My boss is going to give me an aneurysm

Filed under: Whatever — Tags: , , , , — me2self @ 4:55 pm

This post is all about how stupid my boss is.

He is a procrastinator and a compulsive liar.

He’s a terrible manager and a worse employee!

He doesn’t do his work, he backpedals on everything he says, he says the most inappropriate things and calls me “kiddo” – WTF!

He blames everyone else for why something isn’t completed, he never actually answers the question asked, and he always says he will do this or that and never does.

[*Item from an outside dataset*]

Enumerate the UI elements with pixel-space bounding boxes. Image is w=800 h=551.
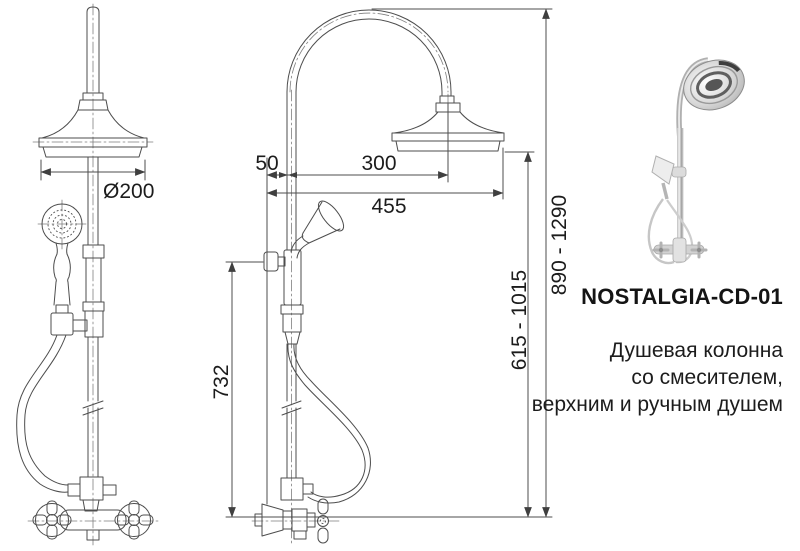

He loves to tell stories of all the work he has done and isn’t he so smart and no one else knows what they are talking about because he has done this and that for eons. Everyday he is a different kind of professional (first he’s a pediatrician *BTW he does not have an MD!*, then a forester, then a geneticist, then an expert in virus’s… on and on).

I once told him how I didn’t like the eye exam I received the day before and he tells me how he has detached retina’s.

He’s always name dropping and how everyone is such a good friend of his – NOT!

He’s untrustworthy and I think a little two-faced.

But the bottom line is that he is so fucking infuriating to work with. Do your god damned job and shut the fuck up. I am so tired of the bullshit.

It’s just amazing how many incompetent people are still employed while many competent people are jobless. What the fuck is wrong with society!